Monday, April 7, 2008

NITLE Summit

Mike Wesch of "The Machine is Us/using Us" fame, gave a great talk at the NITLE Summit on the ways he believes digital technology changes learning. A major point was that the "sage on the stage" lecture model just doesn't make sense anymore. Knowledge is no longer scarce--the professor no longer has the kind of authority that they used to.

Not sure how much I buy the part about lack of authority. There were always ways to challenge a professor's authority in the past. To do so is still hard. To challenge a professor's knowledge and authority, you need much more than just information--you need knowledge and understanding of that information, and digital technology doesn't endow students with that. And the professor still sets the agenda for a course and hands out the grade. But the point about the lecture as a somewhat outmoded vehicle for instruction in higher ed is well taken.

On a more practical level, one thing that was striking about this guy was that he cobbles together his own learning management system out of freely available, open Web 2.0 tools: Zoho databases, WetPaint wikis, YouTube, Netvibes, etc.

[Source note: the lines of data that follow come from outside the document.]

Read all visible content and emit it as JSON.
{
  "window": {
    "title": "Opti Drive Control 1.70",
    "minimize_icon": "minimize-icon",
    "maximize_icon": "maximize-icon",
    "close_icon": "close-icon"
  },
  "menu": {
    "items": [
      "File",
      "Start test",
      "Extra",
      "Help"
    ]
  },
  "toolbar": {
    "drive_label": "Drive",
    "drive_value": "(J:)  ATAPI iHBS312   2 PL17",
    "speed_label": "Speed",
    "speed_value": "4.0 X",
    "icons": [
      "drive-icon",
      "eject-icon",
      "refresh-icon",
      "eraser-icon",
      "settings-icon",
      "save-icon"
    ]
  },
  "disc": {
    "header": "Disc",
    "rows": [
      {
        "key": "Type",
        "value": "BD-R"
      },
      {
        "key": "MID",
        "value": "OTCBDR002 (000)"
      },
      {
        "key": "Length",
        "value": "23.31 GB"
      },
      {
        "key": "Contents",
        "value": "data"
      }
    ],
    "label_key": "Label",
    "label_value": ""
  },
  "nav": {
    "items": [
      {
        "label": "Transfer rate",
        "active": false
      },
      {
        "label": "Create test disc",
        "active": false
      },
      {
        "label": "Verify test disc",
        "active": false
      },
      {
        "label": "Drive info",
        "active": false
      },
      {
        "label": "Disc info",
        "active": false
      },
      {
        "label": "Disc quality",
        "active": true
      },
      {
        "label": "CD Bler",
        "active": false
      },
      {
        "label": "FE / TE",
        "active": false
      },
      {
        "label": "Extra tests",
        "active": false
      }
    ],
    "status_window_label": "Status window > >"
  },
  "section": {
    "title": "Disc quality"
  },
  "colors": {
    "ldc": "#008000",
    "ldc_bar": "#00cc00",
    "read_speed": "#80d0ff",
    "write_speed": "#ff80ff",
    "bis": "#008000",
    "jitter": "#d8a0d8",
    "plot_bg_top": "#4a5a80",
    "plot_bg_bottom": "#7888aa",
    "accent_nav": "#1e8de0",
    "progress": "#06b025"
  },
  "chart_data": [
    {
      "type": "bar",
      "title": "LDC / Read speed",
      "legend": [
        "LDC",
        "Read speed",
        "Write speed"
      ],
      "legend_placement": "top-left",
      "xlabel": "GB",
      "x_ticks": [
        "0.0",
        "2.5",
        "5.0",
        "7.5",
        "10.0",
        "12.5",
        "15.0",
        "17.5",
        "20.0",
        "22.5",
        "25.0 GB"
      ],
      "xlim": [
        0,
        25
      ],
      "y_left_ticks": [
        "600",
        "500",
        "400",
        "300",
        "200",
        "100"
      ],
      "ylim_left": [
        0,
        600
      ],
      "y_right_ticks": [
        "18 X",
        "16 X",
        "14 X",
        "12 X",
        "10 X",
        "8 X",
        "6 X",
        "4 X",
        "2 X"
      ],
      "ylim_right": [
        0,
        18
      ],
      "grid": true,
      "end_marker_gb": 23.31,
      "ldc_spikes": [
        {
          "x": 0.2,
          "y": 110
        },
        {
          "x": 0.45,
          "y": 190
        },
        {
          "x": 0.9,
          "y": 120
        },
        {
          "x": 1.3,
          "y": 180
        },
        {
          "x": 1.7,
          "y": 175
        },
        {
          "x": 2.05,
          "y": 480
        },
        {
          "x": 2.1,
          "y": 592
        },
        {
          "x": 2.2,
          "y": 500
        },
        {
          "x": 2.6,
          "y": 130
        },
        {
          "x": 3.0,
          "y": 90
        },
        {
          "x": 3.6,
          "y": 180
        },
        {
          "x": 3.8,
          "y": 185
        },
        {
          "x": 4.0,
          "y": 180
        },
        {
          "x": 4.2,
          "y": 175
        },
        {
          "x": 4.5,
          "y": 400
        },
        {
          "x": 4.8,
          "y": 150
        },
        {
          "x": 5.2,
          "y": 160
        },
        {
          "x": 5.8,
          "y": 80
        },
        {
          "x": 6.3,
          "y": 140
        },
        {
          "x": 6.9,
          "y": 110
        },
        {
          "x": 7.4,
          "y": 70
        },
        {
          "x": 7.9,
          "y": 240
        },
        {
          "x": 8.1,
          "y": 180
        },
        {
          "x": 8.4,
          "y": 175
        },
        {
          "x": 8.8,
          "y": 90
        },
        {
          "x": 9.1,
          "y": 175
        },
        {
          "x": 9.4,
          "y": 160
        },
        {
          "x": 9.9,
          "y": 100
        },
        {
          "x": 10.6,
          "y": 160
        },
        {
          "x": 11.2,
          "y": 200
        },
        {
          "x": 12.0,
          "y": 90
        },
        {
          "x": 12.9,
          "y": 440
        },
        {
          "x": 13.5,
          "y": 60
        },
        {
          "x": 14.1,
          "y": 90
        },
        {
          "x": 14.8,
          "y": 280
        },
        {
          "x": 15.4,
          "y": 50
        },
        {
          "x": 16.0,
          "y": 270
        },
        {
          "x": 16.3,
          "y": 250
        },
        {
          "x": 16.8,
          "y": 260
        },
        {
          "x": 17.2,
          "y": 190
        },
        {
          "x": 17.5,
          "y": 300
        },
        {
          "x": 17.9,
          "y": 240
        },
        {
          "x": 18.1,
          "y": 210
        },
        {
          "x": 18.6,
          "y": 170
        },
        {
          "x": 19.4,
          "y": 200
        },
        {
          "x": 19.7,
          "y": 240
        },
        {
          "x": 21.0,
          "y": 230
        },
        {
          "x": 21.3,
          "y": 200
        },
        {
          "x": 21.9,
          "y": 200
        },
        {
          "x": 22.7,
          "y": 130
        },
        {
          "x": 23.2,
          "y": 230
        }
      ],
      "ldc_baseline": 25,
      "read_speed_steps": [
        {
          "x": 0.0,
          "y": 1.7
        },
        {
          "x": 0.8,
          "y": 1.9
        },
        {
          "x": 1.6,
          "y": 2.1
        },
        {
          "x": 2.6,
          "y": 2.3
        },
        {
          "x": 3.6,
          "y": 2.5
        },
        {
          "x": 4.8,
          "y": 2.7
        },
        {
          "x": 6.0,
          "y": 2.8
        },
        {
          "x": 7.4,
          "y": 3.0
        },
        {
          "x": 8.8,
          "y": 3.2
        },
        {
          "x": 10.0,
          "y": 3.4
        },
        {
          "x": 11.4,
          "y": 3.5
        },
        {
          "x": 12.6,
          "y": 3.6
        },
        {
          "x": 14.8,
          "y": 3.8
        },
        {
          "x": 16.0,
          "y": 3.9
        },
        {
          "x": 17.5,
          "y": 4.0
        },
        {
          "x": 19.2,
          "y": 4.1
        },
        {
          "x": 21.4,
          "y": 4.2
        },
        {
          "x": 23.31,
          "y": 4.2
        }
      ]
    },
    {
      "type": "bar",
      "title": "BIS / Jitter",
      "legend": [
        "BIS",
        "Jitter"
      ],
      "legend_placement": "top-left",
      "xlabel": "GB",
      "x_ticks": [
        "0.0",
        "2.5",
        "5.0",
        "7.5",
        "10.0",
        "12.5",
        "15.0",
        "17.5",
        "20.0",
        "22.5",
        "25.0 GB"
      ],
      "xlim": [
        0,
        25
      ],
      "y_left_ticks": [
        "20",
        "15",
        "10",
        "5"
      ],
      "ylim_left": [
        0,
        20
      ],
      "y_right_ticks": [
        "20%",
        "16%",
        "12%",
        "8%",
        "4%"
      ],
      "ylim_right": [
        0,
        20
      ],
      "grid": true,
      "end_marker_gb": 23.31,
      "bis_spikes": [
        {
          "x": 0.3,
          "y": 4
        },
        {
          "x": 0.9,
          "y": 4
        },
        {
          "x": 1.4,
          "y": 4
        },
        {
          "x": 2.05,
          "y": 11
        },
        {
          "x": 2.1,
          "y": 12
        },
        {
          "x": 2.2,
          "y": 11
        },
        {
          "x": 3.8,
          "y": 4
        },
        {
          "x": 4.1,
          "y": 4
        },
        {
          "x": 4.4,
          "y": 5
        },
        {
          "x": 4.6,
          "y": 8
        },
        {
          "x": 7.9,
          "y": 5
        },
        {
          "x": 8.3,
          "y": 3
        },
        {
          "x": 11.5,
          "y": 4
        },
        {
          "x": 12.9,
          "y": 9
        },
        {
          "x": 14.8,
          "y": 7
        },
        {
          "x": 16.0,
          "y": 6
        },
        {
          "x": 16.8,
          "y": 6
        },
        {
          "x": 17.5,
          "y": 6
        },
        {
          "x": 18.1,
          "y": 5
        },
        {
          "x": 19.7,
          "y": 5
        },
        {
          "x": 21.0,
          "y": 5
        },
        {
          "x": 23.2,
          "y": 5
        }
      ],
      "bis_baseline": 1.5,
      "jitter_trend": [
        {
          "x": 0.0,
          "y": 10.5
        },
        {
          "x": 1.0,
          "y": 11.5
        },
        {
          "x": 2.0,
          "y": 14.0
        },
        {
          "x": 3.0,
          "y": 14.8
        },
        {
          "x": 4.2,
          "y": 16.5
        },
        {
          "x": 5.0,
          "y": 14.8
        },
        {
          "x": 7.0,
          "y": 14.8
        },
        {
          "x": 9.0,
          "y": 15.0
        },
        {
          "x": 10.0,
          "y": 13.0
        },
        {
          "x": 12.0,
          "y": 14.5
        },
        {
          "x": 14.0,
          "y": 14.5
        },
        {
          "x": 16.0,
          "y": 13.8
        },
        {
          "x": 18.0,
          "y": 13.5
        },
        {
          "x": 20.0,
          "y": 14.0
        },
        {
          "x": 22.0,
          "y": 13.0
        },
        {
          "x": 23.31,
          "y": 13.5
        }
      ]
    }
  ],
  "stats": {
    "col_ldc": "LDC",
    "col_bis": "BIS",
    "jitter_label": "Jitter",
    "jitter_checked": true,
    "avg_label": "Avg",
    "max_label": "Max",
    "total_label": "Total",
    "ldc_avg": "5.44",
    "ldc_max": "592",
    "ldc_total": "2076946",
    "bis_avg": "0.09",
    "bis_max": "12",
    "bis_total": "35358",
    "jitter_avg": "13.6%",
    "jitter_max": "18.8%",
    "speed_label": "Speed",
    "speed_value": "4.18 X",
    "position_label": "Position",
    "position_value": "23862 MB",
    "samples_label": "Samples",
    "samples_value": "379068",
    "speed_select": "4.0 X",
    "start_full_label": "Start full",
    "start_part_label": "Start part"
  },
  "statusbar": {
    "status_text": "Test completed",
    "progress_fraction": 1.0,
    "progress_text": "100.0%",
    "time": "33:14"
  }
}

Bryan Alexander, in his intro to Wesch, referred to him as a "faculty member from the future." One might say that he represents the beginning of a third stage in the evolution of teaching technology:

  • from individually managed, desktop teaching tools like Word, Powerpoint that confine information to the teacher's personal information space and rely on the lecture to get that information across
  • to institutionally managed, server based tools like Moodle, WebCT, BlackBoard that can serve to share and discuss information within a particular course or institution
  • to systems that are managed at the network level and in some cases (like Wikipedia) serve to share knowledge globally

When someone in the room, which was full of educational technologists, among others, asked, "what can we do to help faculty like you", Mike's memorable quote was: "Get out of my way!"